Entre os causos que se contam na família de Henrique Gilberto, 32, um é clássico. A vez em que sua bisavó saiu carregada por garçons de um restaurante após discutir, insatisfeita com o fato de o molho pardo do frango ter sido engrossado com amido de milho. 

“Virou uma brincadeira. Frango com molho pardo, você não mexe, se não dona Efigênia vem puxar seu pé”, conta Henrique, à frente do restaurante Cozinha Tupis.

Histórias são ingrediente obrigatório nos pratos de sua casa, inaugurada em outubro do ano passado no Mercado Novo, zona central de Belo Horizonte. 

Um dos principais nomes da cozinha mineira contemporânea, Henrique encabeçou, com um grupo de amigos, a ideia de ocupar o prédio desse mercado. 

O espaço, que antes era tomado por fabriquetas, gráficas pequenas e lojas de velas, começou a receber também restaurantes, cafés e empórios que funcionam como uma rede —em um bar, por exemplo, você pode comer o quitute do box vizinho.

Deu tão certo que esse novo pedaço do mercado fica lotado de quinta a domingo. 

Henrique herdou o gosto pela cozinha do avô, Aníbal, pai de seu pai. Médico e professor de biologia, o avô ia aos livros de culinária e testava os pratos para aprender mais sobre diferentes culturas, como a japonesa. 

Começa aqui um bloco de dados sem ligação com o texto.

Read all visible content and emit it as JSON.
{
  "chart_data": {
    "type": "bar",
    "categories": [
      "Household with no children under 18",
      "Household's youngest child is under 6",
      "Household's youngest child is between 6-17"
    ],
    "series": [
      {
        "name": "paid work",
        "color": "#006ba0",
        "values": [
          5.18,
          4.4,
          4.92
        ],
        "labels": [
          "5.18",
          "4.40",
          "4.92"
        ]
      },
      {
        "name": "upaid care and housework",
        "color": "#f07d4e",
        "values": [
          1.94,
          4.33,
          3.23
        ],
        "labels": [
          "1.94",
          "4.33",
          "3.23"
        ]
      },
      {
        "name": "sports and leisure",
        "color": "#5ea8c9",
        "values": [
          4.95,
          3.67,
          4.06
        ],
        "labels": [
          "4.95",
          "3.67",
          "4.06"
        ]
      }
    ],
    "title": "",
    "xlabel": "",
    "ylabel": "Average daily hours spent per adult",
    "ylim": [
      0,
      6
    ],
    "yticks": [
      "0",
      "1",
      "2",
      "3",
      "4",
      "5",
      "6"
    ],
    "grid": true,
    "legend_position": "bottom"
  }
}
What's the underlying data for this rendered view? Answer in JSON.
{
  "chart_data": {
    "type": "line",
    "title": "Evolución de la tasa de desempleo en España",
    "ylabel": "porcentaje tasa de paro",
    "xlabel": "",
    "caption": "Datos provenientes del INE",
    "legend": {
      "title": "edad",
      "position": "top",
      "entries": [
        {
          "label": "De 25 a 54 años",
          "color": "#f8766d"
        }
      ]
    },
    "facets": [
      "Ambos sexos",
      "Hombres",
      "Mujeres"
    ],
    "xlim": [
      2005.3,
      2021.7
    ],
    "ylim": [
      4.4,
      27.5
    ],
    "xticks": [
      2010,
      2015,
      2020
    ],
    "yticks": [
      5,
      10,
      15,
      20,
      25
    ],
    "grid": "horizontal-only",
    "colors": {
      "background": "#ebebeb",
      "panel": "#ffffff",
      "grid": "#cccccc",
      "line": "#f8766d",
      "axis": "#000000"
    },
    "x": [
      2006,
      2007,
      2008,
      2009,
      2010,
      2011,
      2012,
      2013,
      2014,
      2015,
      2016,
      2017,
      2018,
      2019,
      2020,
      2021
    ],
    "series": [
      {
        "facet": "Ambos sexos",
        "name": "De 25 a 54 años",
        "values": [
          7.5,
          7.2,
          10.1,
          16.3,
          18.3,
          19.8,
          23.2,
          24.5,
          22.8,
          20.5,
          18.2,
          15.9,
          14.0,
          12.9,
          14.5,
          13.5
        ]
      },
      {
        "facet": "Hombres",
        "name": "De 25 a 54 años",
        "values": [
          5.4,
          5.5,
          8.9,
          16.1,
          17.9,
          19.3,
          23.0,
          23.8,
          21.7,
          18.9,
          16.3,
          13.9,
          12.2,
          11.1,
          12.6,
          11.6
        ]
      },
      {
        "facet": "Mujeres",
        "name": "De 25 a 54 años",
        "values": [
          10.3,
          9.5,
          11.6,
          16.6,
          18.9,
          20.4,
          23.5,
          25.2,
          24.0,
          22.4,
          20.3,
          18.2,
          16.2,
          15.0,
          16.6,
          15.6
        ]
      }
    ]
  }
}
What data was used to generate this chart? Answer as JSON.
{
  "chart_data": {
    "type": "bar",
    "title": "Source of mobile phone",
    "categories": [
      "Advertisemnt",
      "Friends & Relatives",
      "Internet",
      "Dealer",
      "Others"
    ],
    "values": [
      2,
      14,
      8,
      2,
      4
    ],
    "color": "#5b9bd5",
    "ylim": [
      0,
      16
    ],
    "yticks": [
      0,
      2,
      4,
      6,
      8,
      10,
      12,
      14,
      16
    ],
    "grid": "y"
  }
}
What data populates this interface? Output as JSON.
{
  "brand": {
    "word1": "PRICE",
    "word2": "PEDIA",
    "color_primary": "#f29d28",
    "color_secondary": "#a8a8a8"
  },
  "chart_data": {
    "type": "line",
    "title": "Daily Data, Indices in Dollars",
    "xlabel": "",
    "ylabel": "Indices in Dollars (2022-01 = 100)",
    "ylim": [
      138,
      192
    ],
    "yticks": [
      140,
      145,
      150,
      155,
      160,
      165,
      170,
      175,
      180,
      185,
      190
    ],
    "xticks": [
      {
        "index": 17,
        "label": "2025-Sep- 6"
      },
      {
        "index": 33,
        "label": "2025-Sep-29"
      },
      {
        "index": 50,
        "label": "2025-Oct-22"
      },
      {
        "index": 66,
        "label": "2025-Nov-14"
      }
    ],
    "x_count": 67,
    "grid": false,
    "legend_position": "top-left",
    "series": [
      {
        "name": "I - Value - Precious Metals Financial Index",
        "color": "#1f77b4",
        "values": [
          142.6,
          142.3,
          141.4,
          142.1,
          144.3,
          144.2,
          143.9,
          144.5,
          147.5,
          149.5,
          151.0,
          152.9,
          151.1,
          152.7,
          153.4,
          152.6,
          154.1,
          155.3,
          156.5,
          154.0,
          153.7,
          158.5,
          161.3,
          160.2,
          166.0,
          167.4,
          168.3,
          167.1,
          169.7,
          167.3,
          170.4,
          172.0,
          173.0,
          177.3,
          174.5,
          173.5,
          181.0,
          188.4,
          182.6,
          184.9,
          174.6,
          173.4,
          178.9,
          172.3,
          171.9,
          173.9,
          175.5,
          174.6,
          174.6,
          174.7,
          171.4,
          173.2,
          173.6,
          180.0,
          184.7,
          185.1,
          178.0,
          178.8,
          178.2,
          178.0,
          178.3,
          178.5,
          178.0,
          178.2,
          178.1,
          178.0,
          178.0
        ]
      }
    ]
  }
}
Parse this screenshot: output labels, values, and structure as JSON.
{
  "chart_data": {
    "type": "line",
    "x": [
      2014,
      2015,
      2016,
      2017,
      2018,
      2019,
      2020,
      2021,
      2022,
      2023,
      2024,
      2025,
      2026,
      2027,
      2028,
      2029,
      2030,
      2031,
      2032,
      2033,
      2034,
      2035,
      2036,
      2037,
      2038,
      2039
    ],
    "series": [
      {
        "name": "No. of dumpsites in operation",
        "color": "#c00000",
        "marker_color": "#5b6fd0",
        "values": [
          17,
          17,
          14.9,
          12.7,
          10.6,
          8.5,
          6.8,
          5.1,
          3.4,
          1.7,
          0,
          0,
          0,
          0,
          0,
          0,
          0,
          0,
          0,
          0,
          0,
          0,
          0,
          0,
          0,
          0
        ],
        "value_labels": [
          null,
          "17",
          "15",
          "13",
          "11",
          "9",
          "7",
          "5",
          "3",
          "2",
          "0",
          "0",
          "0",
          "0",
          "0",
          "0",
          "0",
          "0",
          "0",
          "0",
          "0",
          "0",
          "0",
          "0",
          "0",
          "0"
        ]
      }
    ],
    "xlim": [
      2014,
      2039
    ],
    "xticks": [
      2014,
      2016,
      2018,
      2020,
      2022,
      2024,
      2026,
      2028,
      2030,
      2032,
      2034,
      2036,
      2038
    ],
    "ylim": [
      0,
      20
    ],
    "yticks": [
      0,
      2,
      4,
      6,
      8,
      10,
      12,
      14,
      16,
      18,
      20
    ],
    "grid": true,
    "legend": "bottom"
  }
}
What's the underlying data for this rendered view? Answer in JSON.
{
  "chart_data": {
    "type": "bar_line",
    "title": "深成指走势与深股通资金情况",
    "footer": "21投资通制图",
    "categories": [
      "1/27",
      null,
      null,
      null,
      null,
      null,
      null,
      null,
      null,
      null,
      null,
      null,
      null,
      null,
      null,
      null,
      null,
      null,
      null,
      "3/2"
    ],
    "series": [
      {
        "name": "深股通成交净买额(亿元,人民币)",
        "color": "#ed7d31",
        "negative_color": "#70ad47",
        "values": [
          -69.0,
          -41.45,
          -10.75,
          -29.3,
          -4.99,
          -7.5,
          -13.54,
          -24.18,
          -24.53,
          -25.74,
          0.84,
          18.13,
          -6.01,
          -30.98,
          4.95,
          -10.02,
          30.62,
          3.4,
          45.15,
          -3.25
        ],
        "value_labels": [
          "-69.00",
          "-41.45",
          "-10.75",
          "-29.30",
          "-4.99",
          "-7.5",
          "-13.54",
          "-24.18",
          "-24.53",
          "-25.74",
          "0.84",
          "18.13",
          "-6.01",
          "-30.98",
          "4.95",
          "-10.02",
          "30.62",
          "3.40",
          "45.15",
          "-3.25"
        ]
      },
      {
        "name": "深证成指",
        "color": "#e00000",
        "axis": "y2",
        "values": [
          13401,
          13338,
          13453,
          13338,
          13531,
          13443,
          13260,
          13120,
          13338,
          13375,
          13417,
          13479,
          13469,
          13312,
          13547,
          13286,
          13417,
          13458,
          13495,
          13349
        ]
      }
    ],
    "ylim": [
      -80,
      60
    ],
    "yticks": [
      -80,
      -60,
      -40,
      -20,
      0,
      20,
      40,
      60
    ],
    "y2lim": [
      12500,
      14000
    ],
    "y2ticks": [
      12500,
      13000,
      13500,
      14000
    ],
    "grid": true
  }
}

Os filhos cresceram gostando de cozinhar, mas nenhum seguiu essa atividade como profissão. Só o neto.

Aos 15, Henrique começou a trabalhar limpando a cozinha do Xapuri, tradicional restaurante de comida mineira. Depois, mudou-se para o Rio e foi trabalhar no Carême, da chef Flávia Quaresma.

Três anos mais tarde, foi convidado para o Super Chef, quadro do programa de Ana Maria Braga, na TV Globo. 

Ele venceu a competição, um dos primeiros realities de gastronomia do país. O prêmio de R$ 50 mil foi separado para uma viagem de aprendizado na Europa. Antes, Henrique ainda colocou no currículo o D.O.M., de Alex Atala. 

Depois de passar por França e Espanha, trabalhou por oito meses no restaurante de um dos chefs mais estrelados do mundo: a Osteria Francescana, do italiano Massimo Bottura, em Modena. 

Lá, aprendeu mais sobre a importância da preciosidade técnica, dos rituais de concentração na cozinha e também das relações humanas.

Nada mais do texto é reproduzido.